As more and more people send out messages asking if they should visit Italy or Greece; there’s an increasing opportunity for DMO’s to get involved. It’s an opportunity for destinations to take one of three approaches:
- Aggressive Sale: In this approach, the DMO responds to the user by expressing how they’d love to have them. Additionally, the DMO could express that they would be happy to help ensure the trip is a memorable one. It’s the ideal approach and it’s one that can quickly lead to results.
- Passive Engagement: In this approach, the DMO favourites a users tweet letting them know they’re listening and on Twitter. This approach is more subtle but still effective. It gets the DMO on their radar but it doesn’t involve the direct sale.
- Accept Status Quo: In this approach, a DMO does what the majority of DMO’s are currently doing. They don’t respond, they don’t engage and they watch a potential tourist make their decision without any involvement. It’s a sure-fire way to leave dollars on the table and throw an opportunity out the door.
Before you start any of your tourist identification campaign, you should identify a process in which you will manage the various opportunities. The reason you want to identify a process is because some users will want additional support through the phone or email while others will simply communicate through social.
Once you start seeing the results from your tourist identification campaigns, you can start investing in long-term processes that will truly change the way you do business. You will start to share these insights with various operators in your destination so they too can benefit from the power of social selling.
2. Tourist Delight
Bringing the Wow to customers has always been one of the greatest benefits of using social media. In tourism, delivering that “wow moment” is easier than most industries because people are frequently frustrated with delays and cancellations.
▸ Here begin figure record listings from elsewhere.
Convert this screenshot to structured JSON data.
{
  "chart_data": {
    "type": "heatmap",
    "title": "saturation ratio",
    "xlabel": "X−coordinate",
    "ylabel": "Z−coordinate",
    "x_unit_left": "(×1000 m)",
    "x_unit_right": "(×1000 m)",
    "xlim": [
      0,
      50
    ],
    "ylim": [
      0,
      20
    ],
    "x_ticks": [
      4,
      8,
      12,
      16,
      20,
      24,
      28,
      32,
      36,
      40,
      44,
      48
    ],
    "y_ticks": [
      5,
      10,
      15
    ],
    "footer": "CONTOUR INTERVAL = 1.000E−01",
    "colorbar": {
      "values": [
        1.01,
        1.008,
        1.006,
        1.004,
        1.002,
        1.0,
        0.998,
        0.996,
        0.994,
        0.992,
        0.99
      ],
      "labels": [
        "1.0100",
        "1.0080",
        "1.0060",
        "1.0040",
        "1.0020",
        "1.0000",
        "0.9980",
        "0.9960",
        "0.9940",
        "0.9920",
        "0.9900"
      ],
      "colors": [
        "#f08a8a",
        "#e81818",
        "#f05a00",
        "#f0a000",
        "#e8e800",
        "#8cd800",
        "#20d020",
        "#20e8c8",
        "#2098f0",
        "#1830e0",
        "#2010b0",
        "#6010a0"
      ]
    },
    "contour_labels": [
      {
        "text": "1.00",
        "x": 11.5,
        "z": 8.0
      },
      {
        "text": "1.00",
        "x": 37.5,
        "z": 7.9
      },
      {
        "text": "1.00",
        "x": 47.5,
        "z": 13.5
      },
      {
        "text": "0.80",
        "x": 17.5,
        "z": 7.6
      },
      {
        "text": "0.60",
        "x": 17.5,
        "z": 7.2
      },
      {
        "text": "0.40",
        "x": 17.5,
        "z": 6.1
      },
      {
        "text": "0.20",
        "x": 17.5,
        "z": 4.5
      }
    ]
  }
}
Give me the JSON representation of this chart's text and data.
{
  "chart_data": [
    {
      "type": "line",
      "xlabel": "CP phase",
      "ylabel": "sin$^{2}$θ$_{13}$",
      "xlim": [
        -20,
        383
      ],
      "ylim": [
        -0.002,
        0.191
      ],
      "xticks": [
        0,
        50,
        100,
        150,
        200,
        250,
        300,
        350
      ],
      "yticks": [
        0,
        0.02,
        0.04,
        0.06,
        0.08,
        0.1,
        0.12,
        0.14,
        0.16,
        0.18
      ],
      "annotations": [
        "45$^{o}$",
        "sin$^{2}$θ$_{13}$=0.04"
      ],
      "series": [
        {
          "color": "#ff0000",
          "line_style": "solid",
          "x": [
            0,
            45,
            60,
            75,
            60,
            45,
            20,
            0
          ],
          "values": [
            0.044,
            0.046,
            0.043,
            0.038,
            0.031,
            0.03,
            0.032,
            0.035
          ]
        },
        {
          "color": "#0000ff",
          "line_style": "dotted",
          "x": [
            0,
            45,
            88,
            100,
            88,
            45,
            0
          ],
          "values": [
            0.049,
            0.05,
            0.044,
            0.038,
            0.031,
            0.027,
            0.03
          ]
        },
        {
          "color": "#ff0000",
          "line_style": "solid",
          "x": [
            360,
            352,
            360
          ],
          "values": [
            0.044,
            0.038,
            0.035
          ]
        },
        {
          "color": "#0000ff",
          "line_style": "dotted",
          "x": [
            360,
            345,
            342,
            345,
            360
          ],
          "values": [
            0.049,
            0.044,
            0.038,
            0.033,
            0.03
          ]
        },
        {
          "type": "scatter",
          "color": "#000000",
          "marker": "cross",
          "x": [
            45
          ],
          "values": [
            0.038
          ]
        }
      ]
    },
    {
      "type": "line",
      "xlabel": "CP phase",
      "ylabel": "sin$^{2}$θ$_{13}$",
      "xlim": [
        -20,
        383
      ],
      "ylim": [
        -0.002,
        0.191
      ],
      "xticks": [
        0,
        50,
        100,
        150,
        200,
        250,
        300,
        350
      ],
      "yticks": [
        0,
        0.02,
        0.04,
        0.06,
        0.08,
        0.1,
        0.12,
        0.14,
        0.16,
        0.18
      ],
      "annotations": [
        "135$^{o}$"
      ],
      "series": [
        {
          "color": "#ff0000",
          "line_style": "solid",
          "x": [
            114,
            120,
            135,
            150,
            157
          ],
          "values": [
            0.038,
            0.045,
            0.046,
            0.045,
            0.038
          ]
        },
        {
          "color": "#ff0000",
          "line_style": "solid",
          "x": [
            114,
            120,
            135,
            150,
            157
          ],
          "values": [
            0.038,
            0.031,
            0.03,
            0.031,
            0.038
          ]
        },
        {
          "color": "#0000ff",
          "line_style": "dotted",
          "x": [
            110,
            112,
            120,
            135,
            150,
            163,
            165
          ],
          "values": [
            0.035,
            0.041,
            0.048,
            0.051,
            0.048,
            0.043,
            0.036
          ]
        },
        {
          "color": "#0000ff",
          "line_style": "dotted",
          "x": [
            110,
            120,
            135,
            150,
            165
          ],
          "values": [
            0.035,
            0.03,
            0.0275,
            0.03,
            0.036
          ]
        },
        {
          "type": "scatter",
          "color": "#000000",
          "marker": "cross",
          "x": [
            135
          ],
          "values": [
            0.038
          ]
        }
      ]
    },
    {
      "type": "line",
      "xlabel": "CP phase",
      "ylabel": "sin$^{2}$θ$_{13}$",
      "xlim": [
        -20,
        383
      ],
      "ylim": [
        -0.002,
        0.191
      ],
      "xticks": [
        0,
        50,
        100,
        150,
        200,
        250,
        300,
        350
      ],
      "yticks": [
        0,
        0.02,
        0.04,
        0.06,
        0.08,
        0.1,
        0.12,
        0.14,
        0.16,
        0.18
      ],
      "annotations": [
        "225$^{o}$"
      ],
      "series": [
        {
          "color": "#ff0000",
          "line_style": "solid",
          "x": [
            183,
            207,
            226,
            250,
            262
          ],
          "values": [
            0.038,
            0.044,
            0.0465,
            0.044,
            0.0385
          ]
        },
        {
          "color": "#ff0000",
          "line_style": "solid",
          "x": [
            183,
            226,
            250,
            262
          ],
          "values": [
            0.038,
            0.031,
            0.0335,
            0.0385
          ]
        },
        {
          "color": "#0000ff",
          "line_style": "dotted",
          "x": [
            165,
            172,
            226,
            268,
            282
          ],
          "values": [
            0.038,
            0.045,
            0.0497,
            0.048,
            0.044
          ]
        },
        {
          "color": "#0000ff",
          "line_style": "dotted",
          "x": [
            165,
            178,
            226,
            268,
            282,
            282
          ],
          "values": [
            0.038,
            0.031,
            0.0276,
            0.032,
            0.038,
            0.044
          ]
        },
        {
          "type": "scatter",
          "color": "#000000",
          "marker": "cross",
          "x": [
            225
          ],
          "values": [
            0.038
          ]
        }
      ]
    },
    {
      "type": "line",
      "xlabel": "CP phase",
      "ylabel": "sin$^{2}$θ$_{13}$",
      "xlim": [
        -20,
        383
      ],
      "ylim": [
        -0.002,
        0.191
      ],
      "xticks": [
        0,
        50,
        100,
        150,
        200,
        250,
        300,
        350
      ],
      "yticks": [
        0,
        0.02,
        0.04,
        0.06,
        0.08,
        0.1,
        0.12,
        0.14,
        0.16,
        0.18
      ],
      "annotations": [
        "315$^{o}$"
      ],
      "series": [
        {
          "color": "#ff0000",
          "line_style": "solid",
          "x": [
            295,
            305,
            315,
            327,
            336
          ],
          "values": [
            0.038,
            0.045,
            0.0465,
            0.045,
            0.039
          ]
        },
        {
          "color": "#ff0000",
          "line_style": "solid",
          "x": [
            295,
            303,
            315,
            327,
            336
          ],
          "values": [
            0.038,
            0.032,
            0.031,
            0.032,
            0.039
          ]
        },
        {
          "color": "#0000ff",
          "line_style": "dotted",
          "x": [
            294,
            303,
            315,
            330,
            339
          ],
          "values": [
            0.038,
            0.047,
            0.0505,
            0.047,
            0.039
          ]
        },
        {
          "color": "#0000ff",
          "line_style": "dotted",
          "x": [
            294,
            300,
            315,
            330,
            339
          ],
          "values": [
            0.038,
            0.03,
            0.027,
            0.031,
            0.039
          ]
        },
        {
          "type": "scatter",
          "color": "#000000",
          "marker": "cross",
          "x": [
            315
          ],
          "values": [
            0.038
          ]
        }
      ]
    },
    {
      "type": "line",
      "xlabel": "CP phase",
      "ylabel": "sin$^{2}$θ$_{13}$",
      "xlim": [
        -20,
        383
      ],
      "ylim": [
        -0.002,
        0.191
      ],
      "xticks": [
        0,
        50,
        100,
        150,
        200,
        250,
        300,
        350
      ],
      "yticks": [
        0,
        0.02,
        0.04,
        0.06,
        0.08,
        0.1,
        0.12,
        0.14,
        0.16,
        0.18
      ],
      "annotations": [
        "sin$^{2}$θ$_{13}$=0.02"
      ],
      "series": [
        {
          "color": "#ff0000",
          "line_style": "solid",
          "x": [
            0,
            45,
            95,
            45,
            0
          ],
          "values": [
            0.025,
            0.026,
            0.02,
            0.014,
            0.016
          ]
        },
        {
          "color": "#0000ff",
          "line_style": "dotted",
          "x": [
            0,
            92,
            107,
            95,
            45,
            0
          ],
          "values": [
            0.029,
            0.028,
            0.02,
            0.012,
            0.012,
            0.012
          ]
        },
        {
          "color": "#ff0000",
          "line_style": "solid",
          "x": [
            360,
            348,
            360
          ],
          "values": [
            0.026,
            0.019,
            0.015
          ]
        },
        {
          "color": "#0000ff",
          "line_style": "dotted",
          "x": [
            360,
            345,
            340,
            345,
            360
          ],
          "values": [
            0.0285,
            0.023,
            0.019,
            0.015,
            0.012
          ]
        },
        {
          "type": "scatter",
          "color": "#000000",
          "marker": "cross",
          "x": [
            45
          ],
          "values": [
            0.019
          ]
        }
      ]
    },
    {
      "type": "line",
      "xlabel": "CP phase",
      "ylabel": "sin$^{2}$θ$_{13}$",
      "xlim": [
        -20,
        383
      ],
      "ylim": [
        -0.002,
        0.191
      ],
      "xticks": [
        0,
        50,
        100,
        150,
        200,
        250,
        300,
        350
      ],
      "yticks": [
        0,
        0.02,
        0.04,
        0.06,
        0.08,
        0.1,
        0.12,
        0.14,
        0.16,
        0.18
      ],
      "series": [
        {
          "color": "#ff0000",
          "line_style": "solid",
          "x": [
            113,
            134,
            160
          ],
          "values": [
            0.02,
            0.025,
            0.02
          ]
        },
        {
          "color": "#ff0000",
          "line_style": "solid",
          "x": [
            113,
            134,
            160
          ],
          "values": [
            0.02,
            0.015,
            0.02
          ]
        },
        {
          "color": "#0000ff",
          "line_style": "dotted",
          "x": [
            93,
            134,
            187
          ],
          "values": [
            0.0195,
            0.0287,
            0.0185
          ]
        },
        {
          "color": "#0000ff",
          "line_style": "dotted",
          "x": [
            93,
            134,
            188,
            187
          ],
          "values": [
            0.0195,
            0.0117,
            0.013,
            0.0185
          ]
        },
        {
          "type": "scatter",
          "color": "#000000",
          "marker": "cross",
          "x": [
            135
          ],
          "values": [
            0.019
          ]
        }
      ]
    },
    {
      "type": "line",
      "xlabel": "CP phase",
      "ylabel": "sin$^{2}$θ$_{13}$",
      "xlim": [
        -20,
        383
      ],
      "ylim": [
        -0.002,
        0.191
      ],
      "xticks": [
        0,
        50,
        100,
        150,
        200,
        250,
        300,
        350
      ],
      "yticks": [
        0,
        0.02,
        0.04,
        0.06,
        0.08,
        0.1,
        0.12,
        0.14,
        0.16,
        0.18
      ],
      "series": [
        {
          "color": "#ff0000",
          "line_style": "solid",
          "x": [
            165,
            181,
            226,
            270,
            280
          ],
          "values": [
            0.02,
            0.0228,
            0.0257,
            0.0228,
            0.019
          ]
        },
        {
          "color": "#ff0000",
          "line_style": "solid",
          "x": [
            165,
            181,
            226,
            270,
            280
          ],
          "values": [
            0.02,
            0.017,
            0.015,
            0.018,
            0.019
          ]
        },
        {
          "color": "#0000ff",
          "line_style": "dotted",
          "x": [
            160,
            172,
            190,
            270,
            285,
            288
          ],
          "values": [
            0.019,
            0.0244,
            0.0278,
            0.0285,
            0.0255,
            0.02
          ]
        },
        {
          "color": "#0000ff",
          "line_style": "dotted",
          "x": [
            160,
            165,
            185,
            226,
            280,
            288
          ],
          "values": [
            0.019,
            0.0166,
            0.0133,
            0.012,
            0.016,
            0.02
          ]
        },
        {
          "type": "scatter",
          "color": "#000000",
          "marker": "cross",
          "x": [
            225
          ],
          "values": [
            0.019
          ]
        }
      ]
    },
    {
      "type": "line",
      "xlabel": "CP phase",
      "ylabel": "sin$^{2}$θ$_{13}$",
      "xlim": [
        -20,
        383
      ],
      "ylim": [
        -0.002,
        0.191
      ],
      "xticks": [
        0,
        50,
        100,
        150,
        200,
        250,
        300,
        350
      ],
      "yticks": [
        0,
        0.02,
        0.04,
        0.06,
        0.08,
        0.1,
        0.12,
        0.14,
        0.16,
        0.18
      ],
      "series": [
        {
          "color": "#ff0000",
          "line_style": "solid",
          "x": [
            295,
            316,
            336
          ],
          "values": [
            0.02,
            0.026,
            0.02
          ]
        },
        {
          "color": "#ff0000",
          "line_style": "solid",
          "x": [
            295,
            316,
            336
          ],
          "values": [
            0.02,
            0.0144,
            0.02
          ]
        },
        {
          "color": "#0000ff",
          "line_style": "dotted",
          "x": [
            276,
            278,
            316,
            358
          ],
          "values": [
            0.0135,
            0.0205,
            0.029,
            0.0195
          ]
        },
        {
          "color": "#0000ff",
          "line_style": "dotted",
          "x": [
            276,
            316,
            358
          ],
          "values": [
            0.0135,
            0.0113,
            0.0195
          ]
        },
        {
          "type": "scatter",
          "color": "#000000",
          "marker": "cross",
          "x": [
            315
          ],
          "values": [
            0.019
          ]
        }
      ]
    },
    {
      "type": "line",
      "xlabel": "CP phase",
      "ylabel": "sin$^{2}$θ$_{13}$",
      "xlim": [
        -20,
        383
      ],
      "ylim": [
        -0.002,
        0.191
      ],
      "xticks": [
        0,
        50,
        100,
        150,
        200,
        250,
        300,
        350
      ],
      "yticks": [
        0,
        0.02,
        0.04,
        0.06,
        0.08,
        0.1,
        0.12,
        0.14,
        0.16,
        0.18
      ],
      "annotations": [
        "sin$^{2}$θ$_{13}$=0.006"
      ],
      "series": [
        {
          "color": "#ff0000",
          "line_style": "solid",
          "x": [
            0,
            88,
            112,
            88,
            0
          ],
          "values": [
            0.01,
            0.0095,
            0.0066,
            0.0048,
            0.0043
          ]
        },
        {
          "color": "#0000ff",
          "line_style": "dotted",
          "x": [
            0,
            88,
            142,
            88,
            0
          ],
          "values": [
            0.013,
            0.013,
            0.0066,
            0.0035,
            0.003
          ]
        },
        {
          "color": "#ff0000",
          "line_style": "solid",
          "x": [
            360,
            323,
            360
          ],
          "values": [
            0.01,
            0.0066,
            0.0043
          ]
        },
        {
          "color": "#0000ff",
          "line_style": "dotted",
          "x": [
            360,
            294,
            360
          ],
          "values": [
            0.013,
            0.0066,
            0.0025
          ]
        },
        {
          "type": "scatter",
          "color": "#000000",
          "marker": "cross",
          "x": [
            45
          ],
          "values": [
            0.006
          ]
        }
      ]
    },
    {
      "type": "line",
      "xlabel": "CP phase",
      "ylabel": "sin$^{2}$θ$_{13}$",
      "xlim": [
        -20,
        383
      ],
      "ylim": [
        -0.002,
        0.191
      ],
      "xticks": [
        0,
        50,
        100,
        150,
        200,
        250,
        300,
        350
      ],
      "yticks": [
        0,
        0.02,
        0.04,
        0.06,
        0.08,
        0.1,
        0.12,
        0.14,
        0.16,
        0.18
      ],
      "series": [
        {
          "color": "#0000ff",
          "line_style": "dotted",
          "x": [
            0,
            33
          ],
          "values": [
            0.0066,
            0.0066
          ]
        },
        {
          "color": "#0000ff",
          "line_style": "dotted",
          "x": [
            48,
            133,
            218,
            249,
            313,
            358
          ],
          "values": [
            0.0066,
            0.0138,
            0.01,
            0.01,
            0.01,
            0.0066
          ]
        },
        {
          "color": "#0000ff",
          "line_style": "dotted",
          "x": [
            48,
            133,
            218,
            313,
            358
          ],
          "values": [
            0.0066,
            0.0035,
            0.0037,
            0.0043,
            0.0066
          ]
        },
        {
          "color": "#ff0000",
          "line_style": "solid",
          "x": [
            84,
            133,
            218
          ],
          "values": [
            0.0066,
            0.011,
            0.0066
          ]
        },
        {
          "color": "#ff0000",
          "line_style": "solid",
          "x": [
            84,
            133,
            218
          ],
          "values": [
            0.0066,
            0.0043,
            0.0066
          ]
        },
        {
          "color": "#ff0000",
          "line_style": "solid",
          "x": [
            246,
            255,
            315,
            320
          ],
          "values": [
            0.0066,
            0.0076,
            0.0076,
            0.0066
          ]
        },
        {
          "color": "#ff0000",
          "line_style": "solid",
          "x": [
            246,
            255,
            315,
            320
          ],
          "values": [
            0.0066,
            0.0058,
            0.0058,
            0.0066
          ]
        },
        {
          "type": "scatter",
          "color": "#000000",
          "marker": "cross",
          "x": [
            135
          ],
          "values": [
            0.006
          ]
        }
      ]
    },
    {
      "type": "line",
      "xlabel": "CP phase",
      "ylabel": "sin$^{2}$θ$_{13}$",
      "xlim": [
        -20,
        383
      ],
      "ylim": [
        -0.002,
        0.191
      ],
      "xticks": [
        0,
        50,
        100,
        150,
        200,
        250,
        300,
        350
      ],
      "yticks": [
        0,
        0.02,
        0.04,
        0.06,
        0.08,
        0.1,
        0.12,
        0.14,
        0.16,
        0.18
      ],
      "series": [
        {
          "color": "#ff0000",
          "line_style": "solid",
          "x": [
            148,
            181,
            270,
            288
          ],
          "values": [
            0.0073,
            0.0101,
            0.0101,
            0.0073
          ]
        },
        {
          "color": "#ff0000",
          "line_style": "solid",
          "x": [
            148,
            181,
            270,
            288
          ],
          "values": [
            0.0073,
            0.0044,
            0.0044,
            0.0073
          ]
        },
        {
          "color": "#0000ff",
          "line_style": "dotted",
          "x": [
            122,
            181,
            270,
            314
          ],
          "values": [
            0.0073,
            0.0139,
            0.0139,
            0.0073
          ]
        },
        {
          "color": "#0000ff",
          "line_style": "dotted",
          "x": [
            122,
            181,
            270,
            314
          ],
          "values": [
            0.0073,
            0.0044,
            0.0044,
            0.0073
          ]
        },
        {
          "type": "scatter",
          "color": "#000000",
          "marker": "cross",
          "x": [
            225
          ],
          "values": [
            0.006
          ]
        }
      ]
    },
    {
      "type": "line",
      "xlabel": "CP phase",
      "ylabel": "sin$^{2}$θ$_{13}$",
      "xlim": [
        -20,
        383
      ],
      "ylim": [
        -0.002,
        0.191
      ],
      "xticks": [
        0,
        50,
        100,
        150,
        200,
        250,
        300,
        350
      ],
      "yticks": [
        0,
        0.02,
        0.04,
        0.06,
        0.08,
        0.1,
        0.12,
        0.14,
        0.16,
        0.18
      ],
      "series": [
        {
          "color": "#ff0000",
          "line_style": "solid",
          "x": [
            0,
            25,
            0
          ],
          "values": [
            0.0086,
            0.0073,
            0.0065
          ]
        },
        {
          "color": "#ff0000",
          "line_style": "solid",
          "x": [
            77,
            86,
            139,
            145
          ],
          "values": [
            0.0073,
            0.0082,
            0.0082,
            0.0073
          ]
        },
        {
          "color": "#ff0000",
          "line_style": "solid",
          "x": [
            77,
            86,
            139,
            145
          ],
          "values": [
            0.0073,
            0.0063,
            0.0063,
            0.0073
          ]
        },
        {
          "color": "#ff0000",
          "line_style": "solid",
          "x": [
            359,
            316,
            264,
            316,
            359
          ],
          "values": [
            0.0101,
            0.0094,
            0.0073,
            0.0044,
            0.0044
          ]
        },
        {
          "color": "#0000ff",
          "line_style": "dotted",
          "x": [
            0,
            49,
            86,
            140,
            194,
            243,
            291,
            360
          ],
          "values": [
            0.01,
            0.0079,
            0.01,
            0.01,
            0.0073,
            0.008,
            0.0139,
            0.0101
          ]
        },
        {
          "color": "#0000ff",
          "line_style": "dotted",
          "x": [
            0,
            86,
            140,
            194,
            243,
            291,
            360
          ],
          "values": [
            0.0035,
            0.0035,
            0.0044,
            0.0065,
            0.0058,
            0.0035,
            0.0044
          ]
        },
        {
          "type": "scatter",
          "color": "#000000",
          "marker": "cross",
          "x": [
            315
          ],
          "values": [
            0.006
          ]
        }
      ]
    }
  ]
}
As such, there’s a huge opportunity for DMO’s to communicate with Tourists while they’re at their destination to further enhance their experience.
One way of delivering a sense of delight is to monitor the various conversations related to their destination and look out for people sharing pictures, vines or anything relevant that further tells a destinations story. Upon seeing this content, a DMO should engage with the user in authentic tone expressing that they’re grateful that they’ve visited and that they hope their trip is amazing. Furthermore, a DMO looking to make a biggest splash could even give users special perks or additional information that makes their trip memorable.
3. Tourist Satisfaction
If you ask anyone who has recently gone on vacation, how was it, they will typically light up with excitement at the chance to share with you the details of their vacation. A vacation is one of those experiences that people never forget and that they love to talk about and share. But all sharing isn’t created equal.
Some people go above and beyond the typical “Back from Vacation – OMG, looking forward to going back!” In fact, some people create blogs to showcase their experience and even document their travels with photo albums shared online. It’s the impact of technology and a driving factor of what other tourists will consume to make their choices on where they’ll visit and what they’ll do.
DMO’s should be on the look out for people who are leaving or just arrived home after visiting their destination. It’s these folks who are still salivating about their awesome experience and are stuck in vacation mode.That means destinations still have a window of opportunity to further build that brand affinity and relationship with the user.
Striking up a post-vacation conversation to ask someone what they liked they most or if they’d mind writing a review on Trip Advisor is an easy sell during the first few days after a vacation. It’s these little things that will influence the decisions of others considering your destination and ultimately drive an increase in visits.
What are some other ways that DMOs can use social media to drive success?